Più diverse anomalie, come l'incredibile numero di 3.200 canali - o supposti tali - realizzati da circa 500 emittenti locali. Questo, in una congiuntura negativa che vede l'intero settore dei media perdere il 35% della pubblicità negli ultimi cinque anni (la televisione ha perso il 27%, con una perdita maggiore per le tv locali, e la radio il 25 per cento). «Il sistema televisivo - sottolinea De Laurentiis - resta centrale per il sistema pubblicitario e per lo stesso web. Basta pensare ai 190mila tweet generati dal Festival di Sanremo. Per le tv locali va supportato il processo di consolidamento in corso».
La richiesta emersa da tutti gli interventi è di avere una parità di condizioni con i giganti del web, che competono sul tempo e l'attenzione degli utenti, ma non hanno gli stessi obblighi delle emittenti quanto ad affollamenti pubblicitari, quote di investimento e programmazione in produzioni europee, par condicio, tutela dei minori. Per il presidente dell'Antitrust, Giovanni Pitruzzella, per la tutela del diritto d'autore e la lotta alla pirateria, occorre affiancare a leggi e Regolamenti anche «forme di autoregolamentazione. La pubblicità on line, ad esempio, deve darsi delle regole». Il presidente dell'Antitrust segnala pericoli di concentrazione di diritti premium sul calcio nei casi di British Telecom e Deutsche Telecom.

Anche per Antonio Preto, commissario dell'Agcom, vanno risolte le «asimmetrie normative tra operatori tv e società di Internet. Oggi cinema, fiction e altri generi di intrattenimento sono finanziati direttamente o indirettamente solo dal piccolo schermo. Si deve andare verso una nuova regolazione dei contenuti per settori prima separati e oggi convergenti».
Una questione aperta è quella delle frequenze. Fedele Confalonieri, presidente di Mediaset: «Sulla banda 700 (dell'UHF, canali dal 49 al 60, ndr) hai un'autorizzazione per vent'anni e, tutto a un tratto, ti trovi a dover migrare da un'altra parte». Per Antonio Marano, vicedirettore generale della Rai, l'azienda pubblica dev'essere «complementare a Mediaset e Sky (per aver detto a suo tempo una cosa simile, Letizia Moratti subì critiche feroci, ndr). Siamo ancora competitivi con l'attuale perimetro aziendale e di offerta? No. Va rivisto». Maurizio Giunco, presidente della Frt, parte dall'Italia nel 1848 per mostrare come le 93 tv locali che fatturano più di un milione di euro siano il 18% di quelle totali e come su 480 milioni di ricavi del comparto, ben il 75% sia generato dalle prime cento tv, «ma norme e regolamenti sono ricaduti proprio sulla testa delle azienda strutturate. L'Italia vuole ancora le tv locali?» si chiede Giunco.

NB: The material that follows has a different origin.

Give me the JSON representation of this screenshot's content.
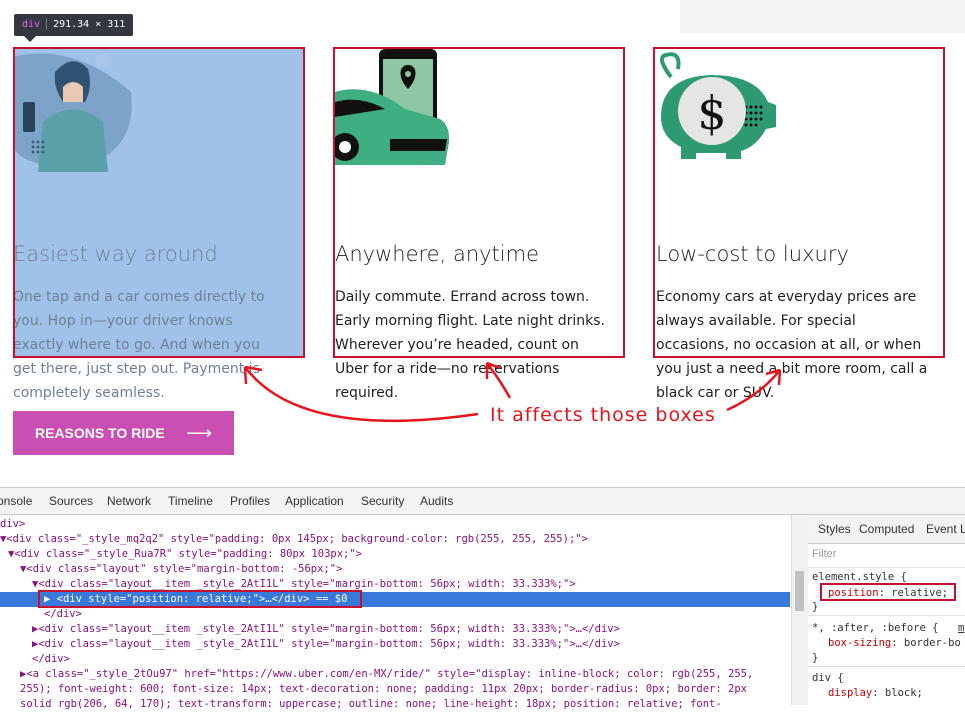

Per Eric Gerritsen, direttore della comunicazione di Sky Italia, in Italia il comparto vale lo 0,5% del Pil contro lo 0,85% della Gran Bretagna, dove la pay tv ha quasi il doppio degli abbonati. «Sky viene visto ancora come operatore satellitare, ma non è così: l'accordo con Telecom Italia porterà i nostri contenuti sulla banda larga dal 2015 mentre Cielo, sul digitale terrestre, sta crescendo e abbiamo lanciato Sky on line. Occorrono norme più elastiche, sugli obblighi di produzione e pubblicità, ma serve anche una nuova gestione delle frequenze».

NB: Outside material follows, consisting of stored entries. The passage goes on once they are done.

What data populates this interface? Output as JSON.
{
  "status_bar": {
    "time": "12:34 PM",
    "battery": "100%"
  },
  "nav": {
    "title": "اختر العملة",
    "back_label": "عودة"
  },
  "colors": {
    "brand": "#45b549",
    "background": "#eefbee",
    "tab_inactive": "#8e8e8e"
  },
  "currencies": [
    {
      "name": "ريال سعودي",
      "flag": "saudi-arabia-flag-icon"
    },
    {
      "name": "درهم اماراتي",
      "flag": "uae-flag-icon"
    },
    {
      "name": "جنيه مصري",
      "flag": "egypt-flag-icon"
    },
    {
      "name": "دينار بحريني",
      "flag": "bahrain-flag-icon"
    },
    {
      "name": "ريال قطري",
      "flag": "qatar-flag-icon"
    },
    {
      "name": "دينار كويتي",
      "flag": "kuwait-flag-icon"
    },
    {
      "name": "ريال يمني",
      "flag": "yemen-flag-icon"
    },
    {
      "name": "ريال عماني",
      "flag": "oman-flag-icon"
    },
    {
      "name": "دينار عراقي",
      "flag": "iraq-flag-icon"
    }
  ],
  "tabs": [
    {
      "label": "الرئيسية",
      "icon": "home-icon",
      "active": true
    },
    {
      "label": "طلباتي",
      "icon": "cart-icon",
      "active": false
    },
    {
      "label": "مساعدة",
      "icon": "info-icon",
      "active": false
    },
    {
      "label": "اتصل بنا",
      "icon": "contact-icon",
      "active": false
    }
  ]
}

In conclusione, Antonello Giacomelli, sottosegretario allo Sviluppo con delega alle Comunicazioni, sostiene che «bisogna ragionare come sistema Paese, per avere un ruolo e non essere una prateria per altri soggetti». Sulle frequenze, «alla fine dell'attuale percorso di collaborazione istituzionale per risolvere le interferenze con i paesi confinanti - continua Giacomelli –vanno tutte iscritte al registro di Ginevra anche per dar loro un valore. Se no, l'acquirente unico diventa lo Stato e non può essere. Certo, è umiliante sentirsi dire a livello internazionale che Italia e Iran sono sono i due paesi sorvegliati speciali sulle frequenze». Giacomelli si dice pronto, infine, ad assegnare alle tv locali, eventualmente, le frequenze nazionali che non dovessero esserlo nella gara dove Urbano Cairo deve comunicare le sue intenzioni, in quanto unico partecipante.